New Bitcoins are mined every 10 minutes up to a total of 21 million and when the currency was first created in 2009, the block reward for mining new coins was 50 BTC.
Since then, the reward has been halved twice — 12.5 — and as of May 2020 it will halve again. Przelozny says investors have taken notice.
“Everyone kind of knew that before the halving the price would start running up, but no one knew exactly when it would happen.”
“Traders were anticipating the big spike, and now it’s happened there’s probably a fear of being left behind.”
For context, Przelozny said Litecoin — the world’s fifth largest crypto — has a halving event in August and the price has tripled from earlier this year.

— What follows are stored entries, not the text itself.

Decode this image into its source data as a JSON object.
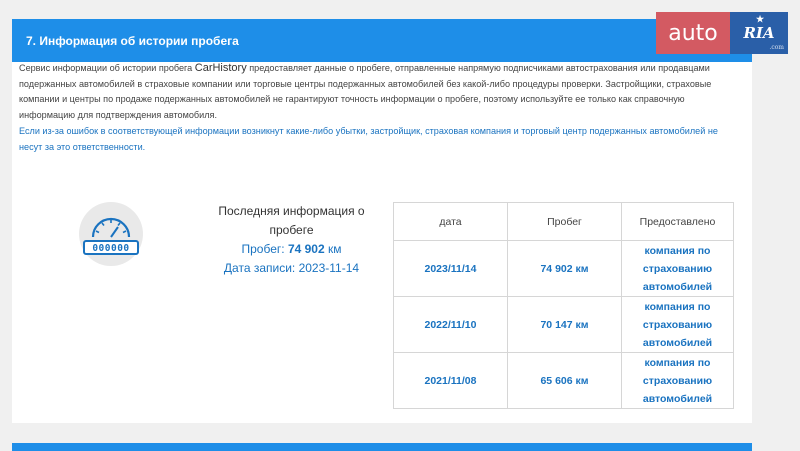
{
  "section": {
    "title": "7. Информация об истории пробега"
  },
  "description": {
    "part1": "Сервис информации об истории пробега ",
    "brand": "CarHistory",
    "part2": " предоставляет данные о пробеге, отправленные напрямую подписчиками автострахования или продавцами подержанных автомобилей в страховые компании или торговые центры подержанных автомобилей без какой-либо процедуры проверки. Застройщики, страховые компании и центры по продаже подержанных автомобилей не гарантируют точность информации о пробеге, поэтому используйте ее только как справочную информацию для подтверждения автомобиля.",
    "warning": "Если из-за ошибок в соответствующей информации возникнут какие-либо убытки, застройщик, страховая компания и торговый центр подержанных автомобилей не несут за это ответственности."
  },
  "gauge": {
    "icon": "odometer-icon",
    "digits": "000000"
  },
  "summary": {
    "heading": "Последняя информация о пробеге",
    "mileage_label": "Пробег: ",
    "mileage_value": "74 902",
    "mileage_unit": " км",
    "date_label": "Дата записи: ",
    "date_value": "2023-11-14"
  },
  "table": {
    "headers": {
      "date": "дата",
      "mileage": "Пробег",
      "provider": "Предоставлено"
    },
    "rows": [
      {
        "date": "2023/11/14",
        "mileage": "74 902 км",
        "provider": "компания по страхованию автомобилей"
      },
      {
        "date": "2022/11/10",
        "mileage": "70 147 км",
        "provider": "компания по страхованию автомобилей"
      },
      {
        "date": "2021/11/08",
        "mileage": "65 606 км",
        "provider": "компания по страхованию автомобилей"
      }
    ]
  },
  "logo": {
    "auto": "auto",
    "ria": "RIA",
    "com": ".com"
  },
  "colors": {
    "accent": "#1e8ee8",
    "link": "#1a73c0",
    "logo_red": "#d35a62",
    "logo_blue": "#2a5fa8"
  }
}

“We’re 12 months from a Bitcoin halving but the number of people trading it is higher, so you could expect the effect will be higher as well,” he said.
Insto update
Since the 2017 crypto craze, the pending involvement of institutional investors in crypto has been seen as a bellwether for the relative maturity of the asset class.
That’s because before it can occur, it will require continued improvements in safe custody solutions and regulatory certainty.
IR also has an agreement with accounting firm KPMG, which allows users to calculate their trading gains or losses for tax purposes to avoid falling foul of the ATO.
“The ATO has made it clear now that it’s interested in exchanges and people shouldn’t treat this as a way to dodge tax — it’s becoming very much a legitimate investment.”
Przelozny said the company has a standard operating procedure for how it chooses to list new tokens, but it’s still a fair way from listing the full list of random alt-coins — a la Binance — although conversations with ASIC “are progressing”.
“I think we’ll see more instos experiment as the infrastructure improves and the clarity around regulation improves, because it makes crypto an asset class producing huge returns that’s increasingly becoming less risky.”
In the meantime, there’s still evidence of some serious activity among sophisticated crypto investors — it’s just a lot of it isn’t made public. IR’s over-the-counter (OTC) desk, launched about 18 months ago, has processed some pretty serious crypto trades.
“The largest deal we processed in the last month was a $20 million deal with Bitcoin,”” Przelozny said.
New funding
When it comes to tapping private markets for additional capital to scale up, IR is unlikely to be active in the space anytime soon.
In March last year, financier Mike Tilley co-invested with VC fund KTM ventures to purchase a 25 per cent stake in the company.
It was IR’s first capital injection since the company launched in 2013, raising around $500,000 from a network largely comprised of friends and family.
“That KTM deal gave a lot of those guys an opportunity to exit 18 months ago, and they got a pretty good return on their initial investment,” Przelozny said.
“We haven’t had the need to raise capital for a while.””
For now, the exchange will be able to drive growth organically by reinvesting profits, rather than turning to outside investors.
“Eventually we’ll be looking to expand to other jurisdictions — we’re currently assessing opportunities in Europe and Asia — but we’re not looking at raising any money at this point.”